Há 107 anos, no dia 17 de novembro de 1910, no antigo nº 86 da Rua Senador Pompeu, em Fortaleza, nascia Rachel de Queiroz. Descendia, pelo lado materno, da estirpe dos Alencar, parente, portanto, do ilustre autor de O Guarani, pelo lado paterno, dos Queiroz, família de raízes profundamente lançadas no Quixadá e Beberibe. Essa ancestralidade e o decisivo apoio de seus pais indiscutivelmente seriam, sem dúvida, os responsáveis pelo desabrochar de seu talento literário, ainda em tenra idade, e pelo imenso amor que nutria pelo Sertão nordestino ao longo de sua vida de escritora.

Falar de Rachel de Queiroz é falar de literatura, mas é impossível fazer qualquer referência à Grande Dama do Sertão sem mencionar sua paixão pela política. Talvez por isso, em suas crônicas, tenha se deixado arrastar pelo jornalismo, posto que sempre fez questão de se proclamar como jornalista, e não como ficcionista.

Faço aqui um parêntese para lembrar o que dizia Joaquim Nabuco no seu discurso de posse como secretário-geral da Academia Brasileira. Dizia Nabuco: “Nós não podemos matar no literato, no artista, o patriota, porque sem a pátria, sem a nação, não há escritor, e com ela há forçosamente o político”.

Admiradora de Churchill – “o homem que encheu o século”, como o qualifica em O caçador de tatu, e a quem considerava um profundo conhecedor da natureza humana –, dizia que o grande político é “o homem de ação, que sabe fazer valer as ideias inovadoras e consolidar valores culturais e melhorias sociais significativas para o seu povo”.

Antigetulista convicta, Rachel ingressou no Partido Comunista Brasileiro, o então PCB, em 1931, de onde saiu pouco tempo depois, por não permitir que a ideologia política interferisse em sua liberdade como escritora. Em 1932, havia escrito João Miguel e submetido o romance à aprovação da hierarquia partidária. Para tal, Rachel teria de mudar o destino de 30 personagens, fazendo o operário matar o coronel e a mocinha se prostituir, o que ela, terminantemente, recusou-se a fazer. Por isso, deixou o partido.

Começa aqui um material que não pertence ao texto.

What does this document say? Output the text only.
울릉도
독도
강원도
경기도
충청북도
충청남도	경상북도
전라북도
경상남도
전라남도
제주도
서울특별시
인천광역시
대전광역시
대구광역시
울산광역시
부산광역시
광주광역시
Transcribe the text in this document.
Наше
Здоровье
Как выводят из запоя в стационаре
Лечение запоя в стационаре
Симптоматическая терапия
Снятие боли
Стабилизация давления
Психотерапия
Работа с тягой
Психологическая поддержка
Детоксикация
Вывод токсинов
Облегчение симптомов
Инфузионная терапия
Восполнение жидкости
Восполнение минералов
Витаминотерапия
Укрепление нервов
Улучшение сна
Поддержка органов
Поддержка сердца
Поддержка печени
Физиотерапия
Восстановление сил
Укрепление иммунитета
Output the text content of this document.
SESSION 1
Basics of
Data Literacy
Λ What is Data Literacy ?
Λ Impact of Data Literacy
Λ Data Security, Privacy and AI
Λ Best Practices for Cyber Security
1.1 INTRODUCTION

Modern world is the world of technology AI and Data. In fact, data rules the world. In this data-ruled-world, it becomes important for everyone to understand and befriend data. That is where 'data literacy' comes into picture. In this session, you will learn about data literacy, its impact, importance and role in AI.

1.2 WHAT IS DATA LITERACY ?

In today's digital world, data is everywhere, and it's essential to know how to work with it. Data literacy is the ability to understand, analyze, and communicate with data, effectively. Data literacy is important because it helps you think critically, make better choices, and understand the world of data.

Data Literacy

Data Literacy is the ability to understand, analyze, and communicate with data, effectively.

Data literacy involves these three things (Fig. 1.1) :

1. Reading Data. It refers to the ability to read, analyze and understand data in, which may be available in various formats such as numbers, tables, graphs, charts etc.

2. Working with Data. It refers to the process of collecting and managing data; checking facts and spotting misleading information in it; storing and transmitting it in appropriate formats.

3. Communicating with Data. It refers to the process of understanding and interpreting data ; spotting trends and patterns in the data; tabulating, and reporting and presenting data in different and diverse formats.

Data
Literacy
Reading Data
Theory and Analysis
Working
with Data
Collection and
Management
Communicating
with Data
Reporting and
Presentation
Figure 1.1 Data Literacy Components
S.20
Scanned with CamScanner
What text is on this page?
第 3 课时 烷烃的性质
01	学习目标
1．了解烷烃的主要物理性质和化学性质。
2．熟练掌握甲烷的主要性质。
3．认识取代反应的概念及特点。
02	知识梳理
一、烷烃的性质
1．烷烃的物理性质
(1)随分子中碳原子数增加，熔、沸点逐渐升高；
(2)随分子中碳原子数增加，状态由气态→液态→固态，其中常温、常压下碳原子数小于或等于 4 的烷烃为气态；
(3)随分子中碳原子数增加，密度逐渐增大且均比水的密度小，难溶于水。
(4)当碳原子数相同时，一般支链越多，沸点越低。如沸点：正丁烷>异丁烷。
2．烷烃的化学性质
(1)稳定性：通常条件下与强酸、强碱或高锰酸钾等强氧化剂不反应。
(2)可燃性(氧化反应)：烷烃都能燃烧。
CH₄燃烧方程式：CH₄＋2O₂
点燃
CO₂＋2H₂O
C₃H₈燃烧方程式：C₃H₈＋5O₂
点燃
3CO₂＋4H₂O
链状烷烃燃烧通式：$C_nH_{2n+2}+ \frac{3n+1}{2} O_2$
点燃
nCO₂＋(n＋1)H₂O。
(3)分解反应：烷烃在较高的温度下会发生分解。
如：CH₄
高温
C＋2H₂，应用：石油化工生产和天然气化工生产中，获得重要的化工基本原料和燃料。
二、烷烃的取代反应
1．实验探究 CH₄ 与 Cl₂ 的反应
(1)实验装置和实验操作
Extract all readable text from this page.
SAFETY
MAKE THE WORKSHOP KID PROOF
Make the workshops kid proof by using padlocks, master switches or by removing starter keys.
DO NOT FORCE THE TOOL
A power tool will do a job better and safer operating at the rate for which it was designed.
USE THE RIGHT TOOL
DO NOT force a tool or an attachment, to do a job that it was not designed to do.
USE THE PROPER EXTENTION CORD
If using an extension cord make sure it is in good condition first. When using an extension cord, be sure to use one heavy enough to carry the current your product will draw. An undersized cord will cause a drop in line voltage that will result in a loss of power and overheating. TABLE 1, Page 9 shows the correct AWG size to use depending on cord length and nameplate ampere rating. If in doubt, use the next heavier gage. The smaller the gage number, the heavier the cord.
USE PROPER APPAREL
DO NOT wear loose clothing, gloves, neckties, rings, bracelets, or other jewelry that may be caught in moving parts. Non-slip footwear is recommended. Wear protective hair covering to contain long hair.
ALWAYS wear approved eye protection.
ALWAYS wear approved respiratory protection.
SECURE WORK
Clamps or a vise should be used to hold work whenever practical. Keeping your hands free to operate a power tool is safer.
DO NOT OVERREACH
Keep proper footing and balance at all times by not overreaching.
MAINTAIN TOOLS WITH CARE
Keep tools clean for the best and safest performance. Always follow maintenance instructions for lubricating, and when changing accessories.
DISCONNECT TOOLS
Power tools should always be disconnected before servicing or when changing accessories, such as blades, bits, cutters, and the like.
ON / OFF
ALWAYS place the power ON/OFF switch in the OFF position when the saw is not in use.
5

Embora fosse prima do presidente Castello Branco, com quem tinha ótimo relacionamento, e mantivesse contato com diversas personalidades políticas, entre as quais se incluem os presidentes José Sarney, Itamar Franco e Fernando Henrique Cardoso, o máximo a que se permitiu foi aceitar um cargo no Conselho Federal de Cultura, órgão que integrou desde sua fundação, nos idos de 1967, até sua extinção, em 1989. Participou também Rachel de Queiroz da 21ª Sessão da Assembleia Geral da ONU, em 1966, na condição de delegada do Brasil.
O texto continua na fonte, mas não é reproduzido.